Keputusan ini disampaikan oleh Direktur Jenderal Ketenagalistrikan, Jisman P. Hutajulu. Ia menyebut langkah ini sebagai bentuk dukungan terhadap pertumbuhan ekonomi nasional.
“Untuk menjaga daya beli masyarakat dan meningkatkan daya saing industri, tarif listrik untuk Triwulan III 2025 ditetapkan tetap, kecuali ditentukan lain oleh Pemerintah,” ujar Jisman dalam pernyataan resminya, dikutip Sabtu (28/6/2025).
Tarif Pelanggan Bersubsidi Juga Tidak Berubah
Selain pelanggan nonsubsidi, tarif listrik untuk 24 golongan pelanggan bersubsidi juga tetap. Golongan ini meliputi pelanggan sosial, rumah tangga miskin, usaha kecil, industri kecil, dan UMKM.
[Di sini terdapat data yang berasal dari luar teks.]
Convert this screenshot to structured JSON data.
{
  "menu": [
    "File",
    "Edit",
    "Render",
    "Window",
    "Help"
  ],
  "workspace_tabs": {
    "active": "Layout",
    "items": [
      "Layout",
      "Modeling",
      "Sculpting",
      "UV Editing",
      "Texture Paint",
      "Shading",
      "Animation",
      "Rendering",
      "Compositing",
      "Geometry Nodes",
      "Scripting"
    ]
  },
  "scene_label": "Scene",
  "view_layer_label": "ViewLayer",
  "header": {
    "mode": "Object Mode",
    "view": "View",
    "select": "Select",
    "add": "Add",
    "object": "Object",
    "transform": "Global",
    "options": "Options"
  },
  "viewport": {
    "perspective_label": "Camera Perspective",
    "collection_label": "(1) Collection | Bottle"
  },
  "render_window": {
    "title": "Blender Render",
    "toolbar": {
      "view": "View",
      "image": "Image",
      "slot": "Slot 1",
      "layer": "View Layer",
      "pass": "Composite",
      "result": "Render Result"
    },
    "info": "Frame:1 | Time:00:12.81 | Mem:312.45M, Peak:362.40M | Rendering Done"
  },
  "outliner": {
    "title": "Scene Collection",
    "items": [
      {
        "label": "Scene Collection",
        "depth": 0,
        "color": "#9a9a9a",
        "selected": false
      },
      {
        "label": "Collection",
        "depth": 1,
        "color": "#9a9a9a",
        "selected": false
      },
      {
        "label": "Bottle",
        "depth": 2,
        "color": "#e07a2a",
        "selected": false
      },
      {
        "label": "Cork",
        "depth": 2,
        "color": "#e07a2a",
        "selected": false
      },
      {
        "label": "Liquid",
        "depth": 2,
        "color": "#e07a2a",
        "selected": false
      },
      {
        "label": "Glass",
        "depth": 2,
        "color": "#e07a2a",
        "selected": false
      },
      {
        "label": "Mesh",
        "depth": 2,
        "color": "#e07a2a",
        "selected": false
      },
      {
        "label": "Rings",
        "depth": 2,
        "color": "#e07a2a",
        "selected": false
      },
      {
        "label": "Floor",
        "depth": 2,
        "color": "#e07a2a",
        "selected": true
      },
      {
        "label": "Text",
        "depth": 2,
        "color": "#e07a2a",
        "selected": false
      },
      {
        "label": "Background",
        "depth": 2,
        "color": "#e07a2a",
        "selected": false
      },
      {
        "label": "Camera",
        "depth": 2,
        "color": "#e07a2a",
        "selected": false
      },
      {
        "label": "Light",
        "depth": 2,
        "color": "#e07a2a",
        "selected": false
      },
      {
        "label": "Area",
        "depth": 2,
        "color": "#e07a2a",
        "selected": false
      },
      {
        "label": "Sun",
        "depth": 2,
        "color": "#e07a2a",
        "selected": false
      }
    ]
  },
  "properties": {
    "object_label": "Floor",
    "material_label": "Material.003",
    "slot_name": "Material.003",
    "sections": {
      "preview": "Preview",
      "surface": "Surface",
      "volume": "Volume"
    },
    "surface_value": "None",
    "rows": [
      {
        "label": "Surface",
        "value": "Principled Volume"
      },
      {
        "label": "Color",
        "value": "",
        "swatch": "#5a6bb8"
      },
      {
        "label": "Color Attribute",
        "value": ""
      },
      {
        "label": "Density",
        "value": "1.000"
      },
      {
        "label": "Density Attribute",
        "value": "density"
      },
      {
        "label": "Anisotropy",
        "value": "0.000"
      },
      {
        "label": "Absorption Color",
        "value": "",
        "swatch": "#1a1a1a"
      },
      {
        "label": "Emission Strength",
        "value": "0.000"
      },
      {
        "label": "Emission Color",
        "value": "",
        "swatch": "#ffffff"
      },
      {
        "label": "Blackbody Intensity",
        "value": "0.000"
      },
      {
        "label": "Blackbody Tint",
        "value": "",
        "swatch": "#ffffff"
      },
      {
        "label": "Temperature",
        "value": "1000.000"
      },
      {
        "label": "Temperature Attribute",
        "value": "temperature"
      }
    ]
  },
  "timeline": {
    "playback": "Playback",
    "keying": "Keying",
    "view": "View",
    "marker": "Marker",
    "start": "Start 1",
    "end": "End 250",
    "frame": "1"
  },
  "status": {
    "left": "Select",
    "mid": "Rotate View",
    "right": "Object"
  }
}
“Kami berharap PLN dapat terus meningkatkan efisiensi operasional tanpa mengurangi mutu pelayanan. Dengan demikian, Biaya Pokok Penyediaan (BPP) listrik dapat dijaga stabil,” tambah Jisman.
Dasar Kebijakan Penyesuaian Tarif
Sesuai Peraturan Menteri ESDM Nomor 7 Tahun 2024, penyesuaian tarif tenaga listrik dilakukan setiap tiga bulan. Penyesuaian didasarkan pada perubahan indikator ekonomi makro, seperti nilai tukar rupiah, Harga Minyak Mentah Indonesia (ICP), inflasi, dan Harga Batubara Acuan (HBA).
Untuk Triwulan III 2025, penentuan tarif didasarkan pada realisasi data ekonomi dari Februari hingga April 2025. Meskipun parameter tersebut seharusnya mengarah pada kenaikan tarif, pemerintah memilih untuk menahan tarif demi menjaga stabilitas ekonomi masyarakat.